One of the members of The Poets Orchestra was the poet and musician
David Meltzer. Meltzer was an accomplished guitarist, having played with
the group Serpent Power in the sixties. He had close ties to Wallace
Berman and his influential Beat underground magazine Semina and was a
force on the San Francisco poetry scene. Meltzer, his wife Tina and their
three daughters moved to Bolinas in 1969. Tina worked as a teacher at the
Bolinas school. Joanne Kyger remembers the warm, hospitable scene at the
Meltzer home, ''There were singing parties. David would play guitar and
Tina would sing. She had a beautiful voice.''
7.
Joel Weishaus, a poet who first visited Bolinas in early 1969, then later
that year stayed at the Doss house on Brighton, decided in 1970 that the
literary scene in Bolinas was so rich it deserved an anthology. He went
door to door, poet to poet, asking for manuscripts and soon had the makings
for a modest anthology. Since he was at that time working for an outfit in
San Francisco called The Company & Sons, an underground comics
publisher that was looking to branch out into publishing books, he first
thought that they could publish the anthology. Unfortunately, the owners of
The Company & Sons were, as Weishaus put it, ''so freaky and paranoid'',
that he became worried about the ''safety'' of the manuscript. He quit the
company, taking the manuscript with him and offered it to Lawrence
Ferlinghetti and City Lights. Ferlinghetti wasn't very enthusiastic about the
project, but Weishaus was persistent, and Ferlinghetti finally agreed to print
the book.
On the Mesa: An Anthology of Bolinas Writing was published in 1971 by
City Lights. The book included work by Michael Bond, David Meltzer,
Max Crosley, Robert Creeley, Ebbe Borregaard, Joanne Kyger, Tom Clark,
Bill Berkson, John Doss, Keith Lampe, Bill Brown, John Thorpe, Lawrence
Kearney, and Lewis Warsh, with a frontispiece drawn by Arthur Okamura
and including a drawing by Gordon Baldwin. A note on the back of the
book reads:
This is a gathering of poets and writers and artists living in or around
the mesa in Bolinas, California. Not so much a school of poets as a
meeting of those who happen to be at this geographical location at
this point in wobbly time, several divergent movements in American
poetry of the past 20 years (Black Mountain, San Francisco Beat,
''New York School'' of poets) have come together with new Western
and mystic elements at the unpaved crossroads of Bolinas.

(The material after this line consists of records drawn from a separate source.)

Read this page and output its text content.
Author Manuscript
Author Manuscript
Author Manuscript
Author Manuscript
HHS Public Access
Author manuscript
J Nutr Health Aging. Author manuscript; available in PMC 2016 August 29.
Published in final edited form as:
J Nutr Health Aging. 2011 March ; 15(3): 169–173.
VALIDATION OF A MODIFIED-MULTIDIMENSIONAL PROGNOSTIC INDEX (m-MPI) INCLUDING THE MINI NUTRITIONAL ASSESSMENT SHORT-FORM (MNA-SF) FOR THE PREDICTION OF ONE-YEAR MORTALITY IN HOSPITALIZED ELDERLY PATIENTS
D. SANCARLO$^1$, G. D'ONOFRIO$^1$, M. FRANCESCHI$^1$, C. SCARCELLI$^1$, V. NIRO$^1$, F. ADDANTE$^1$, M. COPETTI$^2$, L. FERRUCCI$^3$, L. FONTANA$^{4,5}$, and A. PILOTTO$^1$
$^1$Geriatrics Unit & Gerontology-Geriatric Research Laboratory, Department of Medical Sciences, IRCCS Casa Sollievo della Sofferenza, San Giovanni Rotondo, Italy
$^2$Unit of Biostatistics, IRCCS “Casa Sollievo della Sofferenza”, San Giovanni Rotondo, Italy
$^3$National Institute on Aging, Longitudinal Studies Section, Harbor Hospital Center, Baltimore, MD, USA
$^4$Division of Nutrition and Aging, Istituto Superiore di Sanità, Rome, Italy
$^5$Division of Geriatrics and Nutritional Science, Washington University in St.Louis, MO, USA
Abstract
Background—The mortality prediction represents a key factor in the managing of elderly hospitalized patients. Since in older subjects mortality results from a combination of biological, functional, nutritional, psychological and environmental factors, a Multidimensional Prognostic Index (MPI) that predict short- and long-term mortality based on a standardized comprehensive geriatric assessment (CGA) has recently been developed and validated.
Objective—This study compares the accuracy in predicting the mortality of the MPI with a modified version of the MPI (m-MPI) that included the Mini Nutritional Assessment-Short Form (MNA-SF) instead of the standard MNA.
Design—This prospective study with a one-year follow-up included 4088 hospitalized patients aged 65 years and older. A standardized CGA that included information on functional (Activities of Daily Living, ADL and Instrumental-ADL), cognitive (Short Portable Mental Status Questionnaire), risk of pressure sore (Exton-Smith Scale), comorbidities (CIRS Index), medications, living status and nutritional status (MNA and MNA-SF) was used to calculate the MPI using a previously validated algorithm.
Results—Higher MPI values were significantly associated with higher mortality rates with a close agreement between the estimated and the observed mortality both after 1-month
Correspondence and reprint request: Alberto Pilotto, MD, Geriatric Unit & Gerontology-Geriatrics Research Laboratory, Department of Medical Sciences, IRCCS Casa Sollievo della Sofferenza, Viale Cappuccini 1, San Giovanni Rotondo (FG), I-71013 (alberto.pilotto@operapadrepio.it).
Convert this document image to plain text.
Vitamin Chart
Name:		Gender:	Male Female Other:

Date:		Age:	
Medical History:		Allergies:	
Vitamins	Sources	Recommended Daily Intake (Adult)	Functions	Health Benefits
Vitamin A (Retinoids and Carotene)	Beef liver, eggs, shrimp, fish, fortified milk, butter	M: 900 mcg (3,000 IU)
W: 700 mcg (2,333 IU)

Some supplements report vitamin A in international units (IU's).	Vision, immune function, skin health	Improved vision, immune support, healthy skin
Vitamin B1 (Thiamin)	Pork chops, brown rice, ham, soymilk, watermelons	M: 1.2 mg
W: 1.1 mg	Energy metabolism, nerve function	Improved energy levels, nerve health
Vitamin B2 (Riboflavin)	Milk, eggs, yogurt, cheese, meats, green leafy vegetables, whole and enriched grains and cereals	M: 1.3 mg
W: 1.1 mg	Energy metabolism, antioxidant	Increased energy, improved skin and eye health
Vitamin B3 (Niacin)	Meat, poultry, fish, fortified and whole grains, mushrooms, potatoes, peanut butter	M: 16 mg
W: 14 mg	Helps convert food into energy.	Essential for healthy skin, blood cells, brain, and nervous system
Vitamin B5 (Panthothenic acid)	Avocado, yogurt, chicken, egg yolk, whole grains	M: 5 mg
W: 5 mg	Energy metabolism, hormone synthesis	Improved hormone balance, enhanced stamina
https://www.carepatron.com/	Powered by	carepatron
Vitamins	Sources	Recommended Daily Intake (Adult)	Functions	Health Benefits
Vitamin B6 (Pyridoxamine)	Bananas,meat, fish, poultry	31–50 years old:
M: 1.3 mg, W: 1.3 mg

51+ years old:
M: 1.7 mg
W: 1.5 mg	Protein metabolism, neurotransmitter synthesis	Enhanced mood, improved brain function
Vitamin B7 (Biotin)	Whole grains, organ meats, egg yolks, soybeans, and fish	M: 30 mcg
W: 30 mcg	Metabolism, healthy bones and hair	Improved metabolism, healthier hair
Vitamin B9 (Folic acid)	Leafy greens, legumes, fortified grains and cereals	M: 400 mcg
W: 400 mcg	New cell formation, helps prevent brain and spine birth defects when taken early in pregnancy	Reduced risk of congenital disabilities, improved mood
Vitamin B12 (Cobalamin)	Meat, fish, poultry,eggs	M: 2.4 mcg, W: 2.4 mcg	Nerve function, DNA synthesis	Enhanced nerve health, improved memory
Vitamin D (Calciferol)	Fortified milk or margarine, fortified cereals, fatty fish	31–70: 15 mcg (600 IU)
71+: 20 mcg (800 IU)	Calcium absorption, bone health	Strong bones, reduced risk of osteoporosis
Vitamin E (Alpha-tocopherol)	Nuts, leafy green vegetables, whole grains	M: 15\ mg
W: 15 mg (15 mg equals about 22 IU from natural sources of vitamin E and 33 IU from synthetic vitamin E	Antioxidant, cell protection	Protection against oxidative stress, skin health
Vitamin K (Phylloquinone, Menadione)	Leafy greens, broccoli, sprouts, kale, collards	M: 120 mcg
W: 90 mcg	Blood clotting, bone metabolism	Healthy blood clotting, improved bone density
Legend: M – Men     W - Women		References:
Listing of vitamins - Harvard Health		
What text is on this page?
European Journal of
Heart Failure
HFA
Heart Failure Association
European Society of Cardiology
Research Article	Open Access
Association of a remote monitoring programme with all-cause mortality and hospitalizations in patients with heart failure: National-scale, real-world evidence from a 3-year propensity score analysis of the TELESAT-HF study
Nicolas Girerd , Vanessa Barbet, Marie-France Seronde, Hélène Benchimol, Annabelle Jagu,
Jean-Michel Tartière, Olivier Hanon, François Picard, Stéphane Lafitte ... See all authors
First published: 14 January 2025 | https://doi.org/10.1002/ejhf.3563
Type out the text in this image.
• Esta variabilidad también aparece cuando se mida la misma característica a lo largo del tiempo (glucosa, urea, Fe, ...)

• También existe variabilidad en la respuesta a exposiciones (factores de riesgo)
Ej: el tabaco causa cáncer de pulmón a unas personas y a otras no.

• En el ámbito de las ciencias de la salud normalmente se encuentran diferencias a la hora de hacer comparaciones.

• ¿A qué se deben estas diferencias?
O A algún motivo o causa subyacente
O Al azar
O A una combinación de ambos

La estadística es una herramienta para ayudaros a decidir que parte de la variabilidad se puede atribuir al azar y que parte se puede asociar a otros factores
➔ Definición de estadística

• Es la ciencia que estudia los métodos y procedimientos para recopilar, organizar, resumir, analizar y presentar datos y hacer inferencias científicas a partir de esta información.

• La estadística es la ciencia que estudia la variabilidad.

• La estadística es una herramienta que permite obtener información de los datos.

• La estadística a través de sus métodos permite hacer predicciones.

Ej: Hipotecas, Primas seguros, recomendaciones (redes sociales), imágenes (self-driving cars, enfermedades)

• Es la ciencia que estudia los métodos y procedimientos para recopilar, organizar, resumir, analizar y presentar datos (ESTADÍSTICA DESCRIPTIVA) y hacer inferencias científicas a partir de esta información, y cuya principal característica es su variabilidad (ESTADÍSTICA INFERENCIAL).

While there were several magazines and journals that were devoted to
Bolinas writing, On the Mesa was the first, and only, anthology of Bolinas
writers.
Also printed on the back cover is this quote from poet Daniel Moore
(who had lived in Bolinas for a brief time in the late sixties):
Like those Rabelaisian characters who took to the mountaintops
during the plague and caroused and told stories completely unharmed
by the plague while the plague went on below them, like those in
Noah's boat who took to high ground during the flood, like those who
''hold back the edges of [their] gowns . . . for we are going through
Hell,'' so these poets have taken to the Bolinas Mesa, high ground,
while the world goes awash around them, practicing a little ''Black
Mountainery,'' a little ''New York Schoolery,'' and a little Tom
Foolery. All part of America's vital poetic machinery, high on the
Mesa.
Moore is somewhat over romantic here, but that sense of Bolinas as refuge
was very real.
''The first few years I lived in Bolinas I did not want to go into the
City,'' MacAdams said, ''I really wanted to root myself in Bolinas . . . I
didn't even like to look at San Francisco across the water!'' This sentiment
was shared not only by the poets but most people living in Bolinas. A
sentiment that was soon to become a cause in itself.